Всё чаще стала наведываться ему мысль о том, что завещания могло и не быть вовсе, что старуха, по причине своего крутого норову, могла и не написать его, мало заботясь о том, что будет со всеми этими кружащими вкруг её дому людьми после её смерти. И всё чаще говорил он себе, что так оно в действительности и есть.
На взволнованные запросы, производимые Фёдором Фёдоровичем Леницыным, он отвечал, что всё будет в порядке, что у него имел якобы место разговор об Фёдоре Фёдоровиче со старухою и та будто пообещала отписать всё своё наследство в пользу губернатора. На вопрос, видел ли он завещание и сделано ли оно, Павел Иванович ответил, что завещание будет сделано днями, что он за это отвечает, и это так же оговорено с Александрою Ивановною, которой, кстати сказать, день ото дня становилось всё хуже. Доктора, навещавшие больную, лишь разводили руками, говоря, что поделать уж тут ничего нельзя, потому как возраст всему виною, а с этой причиною медицина не научилась пока справляться. Все они прописывали старухе укрепляющее питье, какие—то порошки, о которых сами говорили, что от них будет мало проку, и никто из них, разумеется, не знал о роли присутствующей в доме "знахарки" Акульки, которая уж третьи сутки неотлучно находилась при умирающей старухе, оставаясь ночевать в её спальне, на чем, к слову сказать, настаивали и сами воспитанницы Александры Ивановны, да и прочие её домочадцы.
Улучивши время, когда никого, кроме Акульки, не было в комнате, Павел Иванович отвел её подальше от постели умирающей к окну и зашептал:
— Слышишь, любезная, если она вдруг помрёт, то ты никому ничего не говори, никого в комнату не впускай, а наоборот скажи, что ей стало лучше и она, дескать, спит. А как только это случится, тут же зови меня, поняла? — спросил он, взглянув на неё строгим взглядом.

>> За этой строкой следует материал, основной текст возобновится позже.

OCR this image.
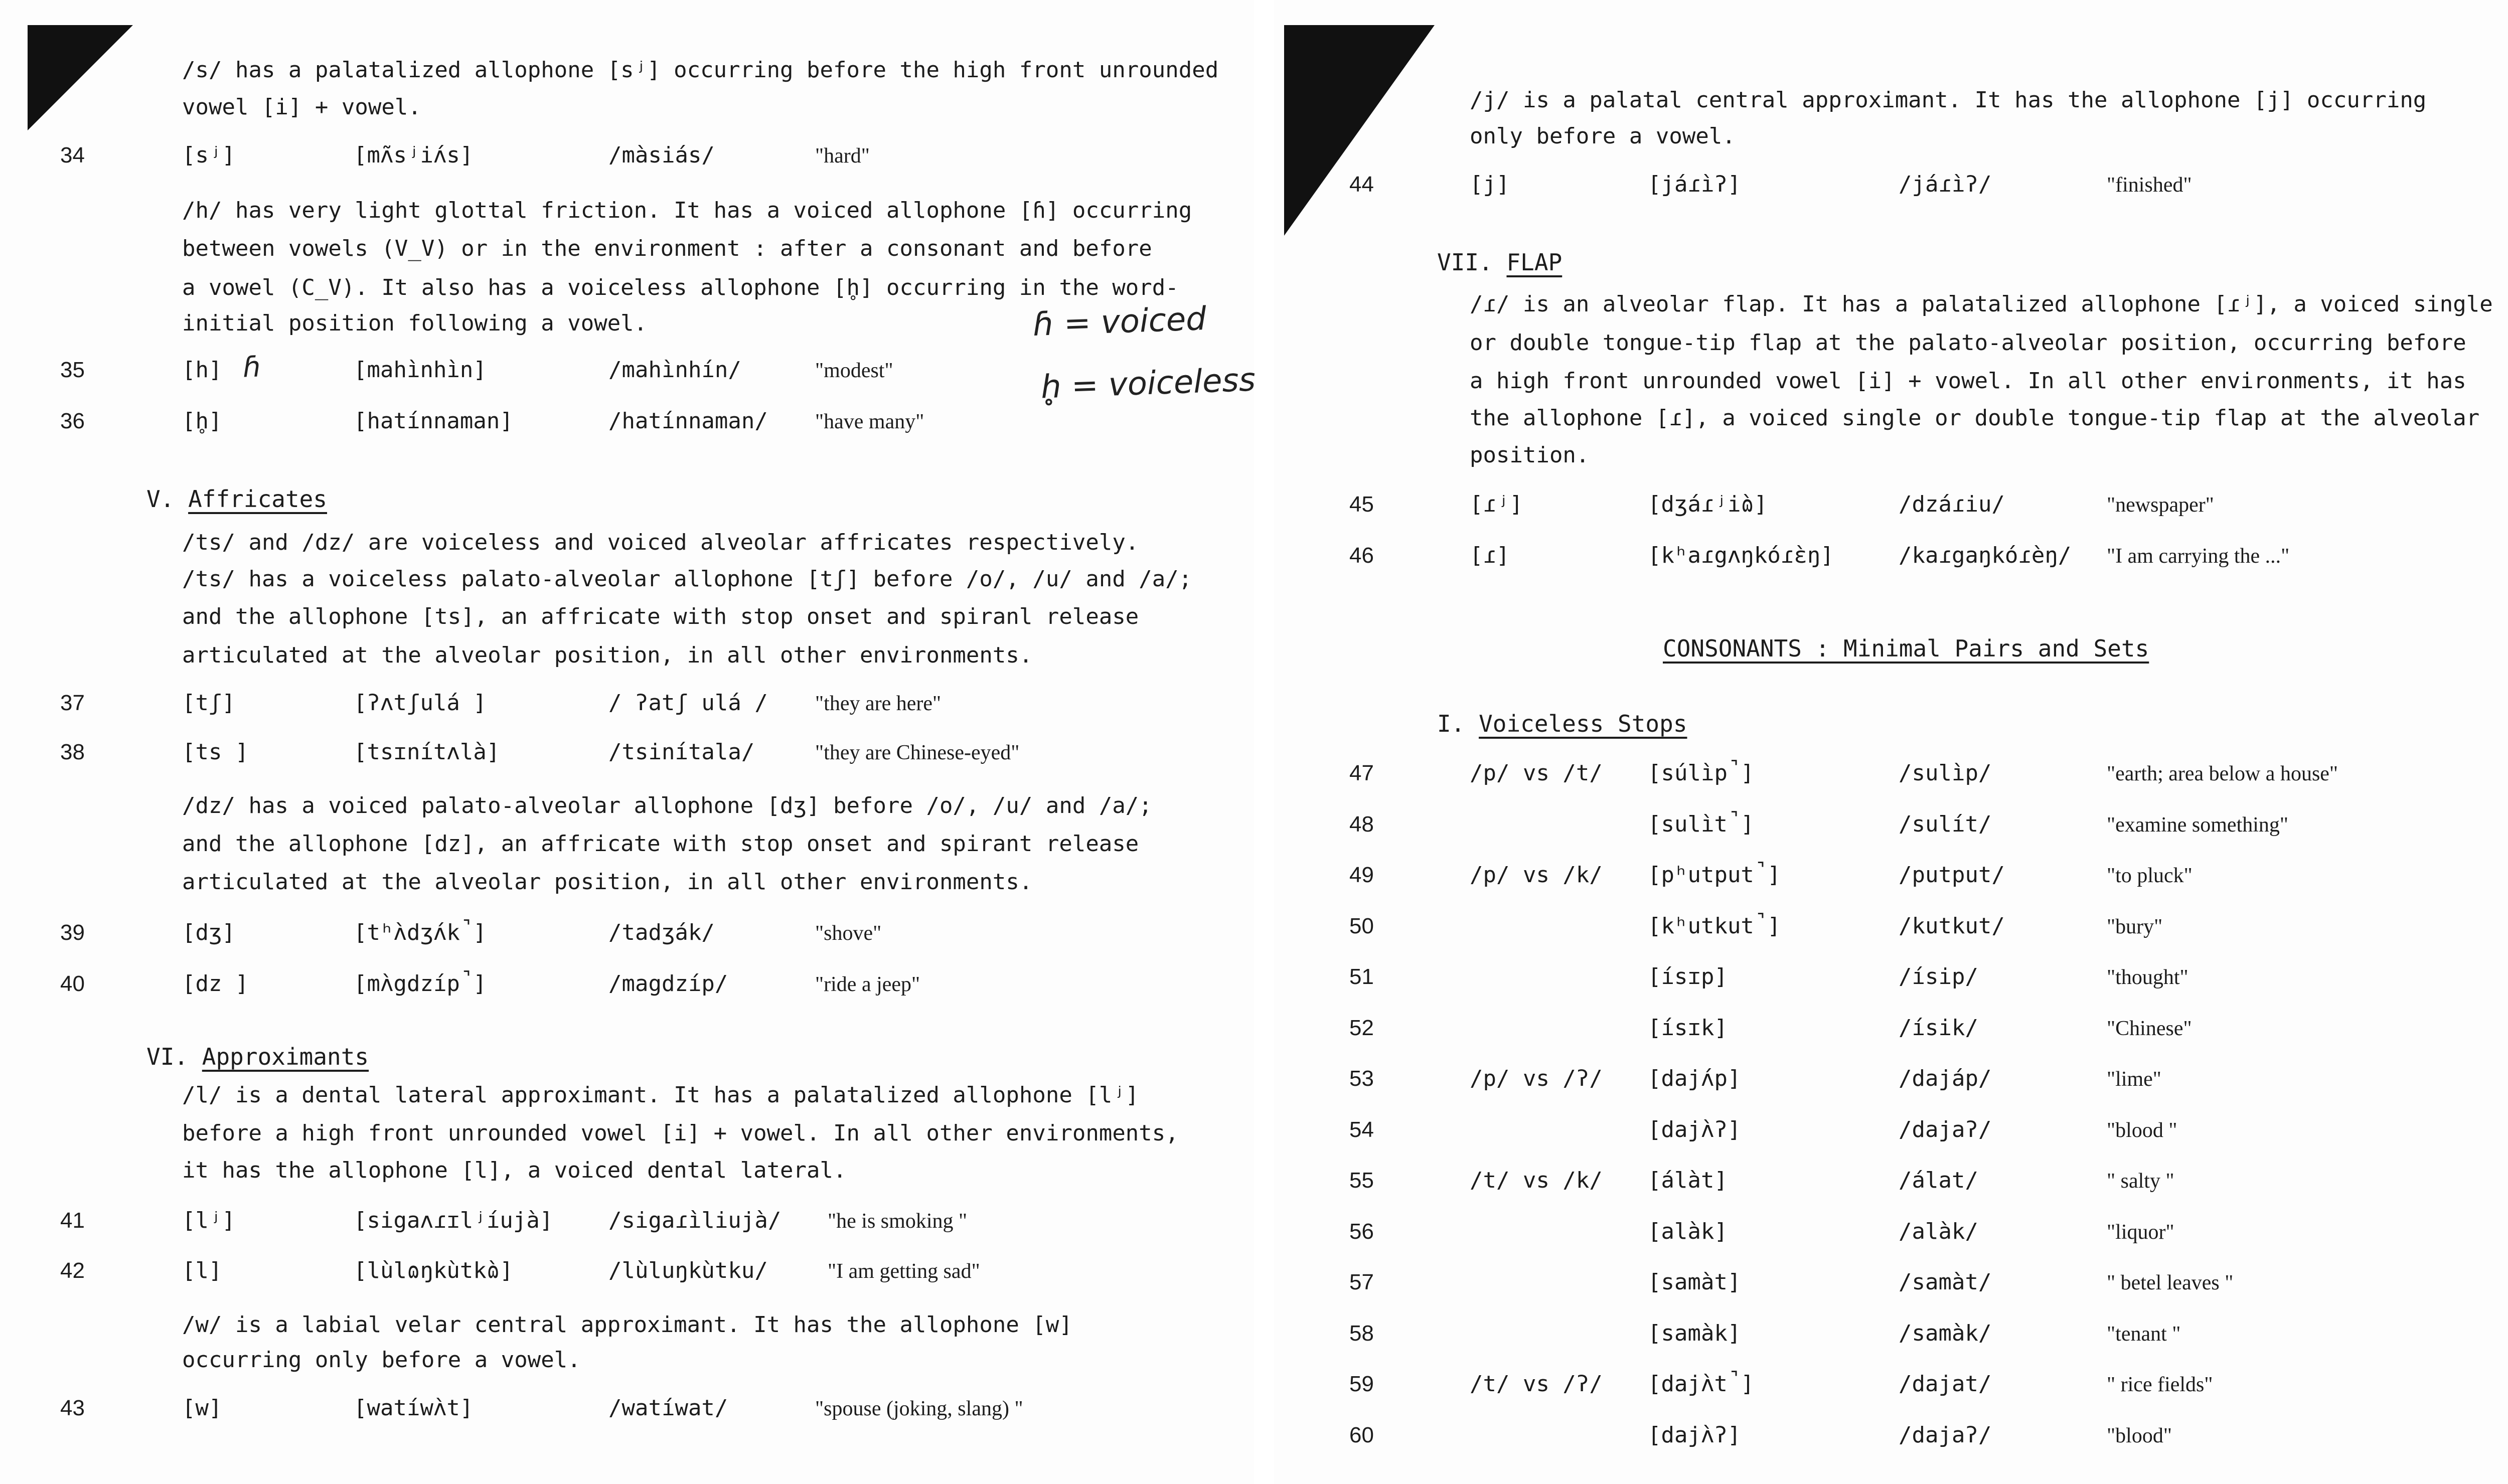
/s/ has a palatalized allophone [sʲ] occurring before the high front unrounded
vowel [i] + vowel.
34	[sʲ]	[mʌ̃sʲiʌ́s]	/màsiás/	"hard"
/h/ has very light glottal friction. It has a voiced allophone [ɦ] occurring
between vowels (V_V) or in the environment : after a consonant and before
a vowel (C_V). It also has a voiceless allophone [h̥] occurring in the word-
initial position following a vowel.	ɦ = voiced
h̥ = voiceless
35	[h] ɦ	[mahìnhìn]	/mahìnhín/	"modest"
36	[h̥]	[hatínnaman]	/hatínnaman/ "have many"
V. Affricates
/ts/ and /dz/ are voiceless and voiced alveolar affricates respectively.
/ts/ has a voiceless palato-alveolar allophone [tʃ] before /o/, /u/ and /a/;
and the allophone [ts], an affricate with stop onset and spiranl release
articulated at the alveolar position, in all other environments.
37	[tʃ]	[ʔʌtʃulá ]	/ ʔatʃ ulá / "they are here"
38	[ts ]	[tsɪnítʌlà]	/tsinítala/	"they are Chinese-eyed"
/dz/ has a voiced palato-alveolar allophone [dʒ] before /o/, /u/ and /a/;
and the allophone [dz], an affricate with stop onset and spirant release
articulated at the alveolar position, in all other environments.
39	[dʒ]	[tʰʌ̀dʒʌ́k̚]	/tadʒák/	"shove"
40	[dz ]	[mʌ̀gdzíp̚]	/magdzíp/	"ride a jeep"
VI. Approximants
/l/ is a dental lateral approximant. It has a palatalized allophone [lʲ]
before a high front unrounded vowel [i] + vowel. In all other environments,
it has the allophone [l], a voiced dental lateral.
41	[lʲ]	[sigaʌɾɪlʲíujà]	/sigaɾìliujà/ "he is smoking "
42	[l]	[lùlɷŋkùtkɷ̀]	/lùluŋkùtku/	"I am getting sad"
/w/ is a labial velar central approximant. It has the allophone [w]
occurring only before a vowel.
43	[w]	[watíwʌ̀t]	/watíwat/	"spouse (joking, slang) "
/j/ is a palatal central approximant. It has the allophone [j] occurring
only before a vowel.
44	[j]	[jáɾìʔ]	/jáɾìʔ/	"finished"
VII. FLAP
/ɾ/ is an alveolar flap. It has a palatalized allophone [ɾʲ], a voiced single
or double tongue-tip flap at the palato-alveolar position, occurring before
a high front unrounded vowel [i] + vowel. In all other environments, it has
the allophone [ɾ], a voiced single or double tongue-tip flap at the alveolar
position.
45	[ɾʲ]	[dʒáɾʲiɷ̀]	/dzáɾiu/	"newspaper"
46	[ɾ]	[kʰaɾgʌŋkóɾɛ̀ŋ]	/kaɾgaŋkóɾèŋ/ "I am carrying the ..."
CONSONANTS : Minimal Pairs and Sets
I. Voiceless Stops
47	/p/ vs /t/ [súlìp̚]	/sulìp/	"earth; area below a house"
48	[sulìt̚]	/sulít/	"examine something"
49	/p/ vs /k/ [pʰutput̚]	/putput/	"to pluck"
50	[kʰutkut̚]	/kutkut/	"bury"
51	[ísɪp]	/ísip/	"thought"
52	[ísɪk]	/ísik/	"Chinese"
53	/p/ vs /ʔ/ [dajʌ́p]	/dajáp/	"lime"
54	[dajʌ̀ʔ]	/dajaʔ/	"blood "
55	/t/ vs /k/ [álàt]	/álat/	" salty "
56	[alàk]	/alàk/	"liquor"
57	[samàt]	/samàt/	" betel leaves "
58	[samàk]	/samàk/	"tenant "
59	/t/ vs /ʔ/ [dajʌ̀t̚]	/dajat/	" rice fields"
60	[dajʌ̀ʔ]	/dajaʔ/	"blood"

— Поняла, — шепнула в ответ Акулька.
— Коли сделаешь, как я велю, получишь тысячу целковых! Поняла?! — снова спросил Чичиков у Акульки, а та вместо ответа принялась было целовать на радостях руку у Павла Ивановича и шептать что—то невразумительное, в чём мешались между собою слова "заступничек", "кормилец", "отец родной" и прочие звуки, не совсем, однако, понятные.
— Довольно, довольно, матушка, — проговорил Павел Иванович отдёргивая руку, которую принялась было слюнявить Акулька. — Скажи им, — кивнул он головою на дверь, — что сегодня надобно бы соборовать, а я съезжу тут по одному дельцу и вскорости вернусь.
Ознакомительная версия.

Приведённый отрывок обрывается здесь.